Whatever the overview or leitmotif, each portrayal in this work ultimately goes dark as Must probes deep within the core of his intricate, complex characters. Overall, “the collection becomes a captivating study of the quandary of good, evil, the nature of human identity, and the function of art.”

Various story titles found in this slim volume of 17 short stories includes Marine Band, Boys, Houseguest and Chet Baker Crosses the Allegheny.  The latter relates a series of mishaps in which autos play a key role.

A few of the tales are graced with an illustrations done by Rostislav Spitkovshy; Boys , The Day My  Father Died, The Joining and Dry Bread and Turnip Soup each is embellished with a single page drawing.     A short author bio finishes the work ; Author Must was born and raised in Pennsylvania, attended college and in Pennsylvania. He decided against entering the clergy despite 2 years at Princeton Theological Seminary, he opted instead to attend a playwright’s workshop in Iowa before teaching at various locations in Pittsburgh and New York City.

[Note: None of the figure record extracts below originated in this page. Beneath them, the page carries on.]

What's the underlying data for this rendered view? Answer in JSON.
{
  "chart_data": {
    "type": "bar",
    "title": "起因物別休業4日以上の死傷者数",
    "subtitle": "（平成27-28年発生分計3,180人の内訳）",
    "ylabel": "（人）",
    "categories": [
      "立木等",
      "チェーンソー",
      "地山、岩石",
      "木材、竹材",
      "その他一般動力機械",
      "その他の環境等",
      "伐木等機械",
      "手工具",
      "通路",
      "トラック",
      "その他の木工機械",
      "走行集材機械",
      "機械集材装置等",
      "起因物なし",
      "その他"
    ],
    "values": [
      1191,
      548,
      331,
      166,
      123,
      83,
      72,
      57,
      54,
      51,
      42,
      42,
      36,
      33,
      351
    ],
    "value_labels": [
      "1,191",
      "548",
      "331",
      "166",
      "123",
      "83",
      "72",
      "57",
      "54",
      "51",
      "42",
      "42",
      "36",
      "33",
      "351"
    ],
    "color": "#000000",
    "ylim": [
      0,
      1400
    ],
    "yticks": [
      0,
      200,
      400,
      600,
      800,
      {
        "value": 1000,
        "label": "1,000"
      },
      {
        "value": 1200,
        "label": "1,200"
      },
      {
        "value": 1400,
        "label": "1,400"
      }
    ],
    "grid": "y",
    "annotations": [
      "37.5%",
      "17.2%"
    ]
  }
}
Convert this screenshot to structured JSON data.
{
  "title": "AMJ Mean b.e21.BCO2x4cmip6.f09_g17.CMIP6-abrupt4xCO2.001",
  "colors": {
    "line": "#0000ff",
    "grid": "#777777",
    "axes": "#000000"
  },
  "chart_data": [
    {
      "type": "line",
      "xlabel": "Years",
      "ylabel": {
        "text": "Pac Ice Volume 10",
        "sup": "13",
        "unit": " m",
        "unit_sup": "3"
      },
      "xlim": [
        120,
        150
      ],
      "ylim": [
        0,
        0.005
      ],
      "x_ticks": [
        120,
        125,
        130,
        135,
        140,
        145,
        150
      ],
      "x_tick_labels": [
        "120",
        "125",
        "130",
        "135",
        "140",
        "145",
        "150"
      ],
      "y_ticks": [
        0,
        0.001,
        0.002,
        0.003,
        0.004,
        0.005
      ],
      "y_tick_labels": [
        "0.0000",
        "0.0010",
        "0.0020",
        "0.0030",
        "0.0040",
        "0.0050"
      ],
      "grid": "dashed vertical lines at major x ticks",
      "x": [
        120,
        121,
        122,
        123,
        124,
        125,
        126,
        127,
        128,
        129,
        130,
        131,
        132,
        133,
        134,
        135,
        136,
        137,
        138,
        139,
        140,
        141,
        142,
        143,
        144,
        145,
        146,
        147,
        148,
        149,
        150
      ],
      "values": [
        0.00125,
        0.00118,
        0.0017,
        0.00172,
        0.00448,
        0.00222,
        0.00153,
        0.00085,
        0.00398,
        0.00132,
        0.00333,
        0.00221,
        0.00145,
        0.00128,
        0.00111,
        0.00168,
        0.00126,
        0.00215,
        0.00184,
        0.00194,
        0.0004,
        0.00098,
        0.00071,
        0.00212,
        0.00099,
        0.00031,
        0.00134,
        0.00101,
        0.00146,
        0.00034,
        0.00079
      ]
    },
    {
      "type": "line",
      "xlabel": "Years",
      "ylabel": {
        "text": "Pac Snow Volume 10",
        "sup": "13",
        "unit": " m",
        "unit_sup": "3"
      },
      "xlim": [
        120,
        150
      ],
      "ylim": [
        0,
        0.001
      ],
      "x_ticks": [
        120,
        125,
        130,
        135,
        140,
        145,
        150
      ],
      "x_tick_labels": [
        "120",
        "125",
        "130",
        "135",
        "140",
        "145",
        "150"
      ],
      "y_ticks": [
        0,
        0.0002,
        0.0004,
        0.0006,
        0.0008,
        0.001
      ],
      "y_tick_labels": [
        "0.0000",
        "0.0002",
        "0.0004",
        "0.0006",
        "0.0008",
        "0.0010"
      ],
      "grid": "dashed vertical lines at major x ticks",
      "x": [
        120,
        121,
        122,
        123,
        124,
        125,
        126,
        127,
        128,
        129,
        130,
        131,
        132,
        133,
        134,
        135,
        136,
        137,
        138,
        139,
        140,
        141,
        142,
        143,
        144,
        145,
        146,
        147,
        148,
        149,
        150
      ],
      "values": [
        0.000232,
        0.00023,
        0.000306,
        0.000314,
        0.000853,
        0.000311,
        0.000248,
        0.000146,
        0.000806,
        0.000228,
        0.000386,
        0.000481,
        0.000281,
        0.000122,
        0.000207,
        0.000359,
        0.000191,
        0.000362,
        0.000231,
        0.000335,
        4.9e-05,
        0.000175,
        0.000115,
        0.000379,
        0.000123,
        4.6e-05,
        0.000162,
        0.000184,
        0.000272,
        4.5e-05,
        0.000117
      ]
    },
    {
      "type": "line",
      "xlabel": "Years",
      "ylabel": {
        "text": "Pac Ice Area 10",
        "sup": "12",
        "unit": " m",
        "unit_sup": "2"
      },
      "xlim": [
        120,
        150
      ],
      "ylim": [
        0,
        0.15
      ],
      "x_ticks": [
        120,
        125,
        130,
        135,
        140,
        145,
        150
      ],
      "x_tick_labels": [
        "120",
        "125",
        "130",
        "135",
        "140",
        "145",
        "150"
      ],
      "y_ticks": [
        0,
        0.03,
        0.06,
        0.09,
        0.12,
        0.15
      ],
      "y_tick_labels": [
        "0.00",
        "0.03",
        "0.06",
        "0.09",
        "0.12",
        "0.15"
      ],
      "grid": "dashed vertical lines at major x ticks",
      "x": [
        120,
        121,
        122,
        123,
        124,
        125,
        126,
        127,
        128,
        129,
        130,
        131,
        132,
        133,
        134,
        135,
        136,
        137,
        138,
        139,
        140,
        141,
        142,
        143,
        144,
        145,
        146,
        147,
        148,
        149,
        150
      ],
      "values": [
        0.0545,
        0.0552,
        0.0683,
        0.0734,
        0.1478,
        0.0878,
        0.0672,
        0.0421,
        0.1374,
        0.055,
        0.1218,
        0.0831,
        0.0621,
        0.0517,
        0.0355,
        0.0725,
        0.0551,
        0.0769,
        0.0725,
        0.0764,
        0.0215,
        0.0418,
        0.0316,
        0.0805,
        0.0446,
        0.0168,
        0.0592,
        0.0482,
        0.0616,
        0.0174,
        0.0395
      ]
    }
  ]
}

After a pleasant career spent writing, directing and co-producing his own plays in collaboration with John Hawkins; his final production ended in Greenwich Village 1974.

In addition to writing, Must, has worked as a cabinet maker,  bartender, bell hop, founded a real estate firm, and has worked as a general laborer in a glass factory, steel mill and on a rail line. With is diverse life he is well equipped to write tales of substance on many subjects and flesh them out so that they come alive on the page.

Enjoyed the read, happy to recommend for those who enjoy a bit of the avant garde.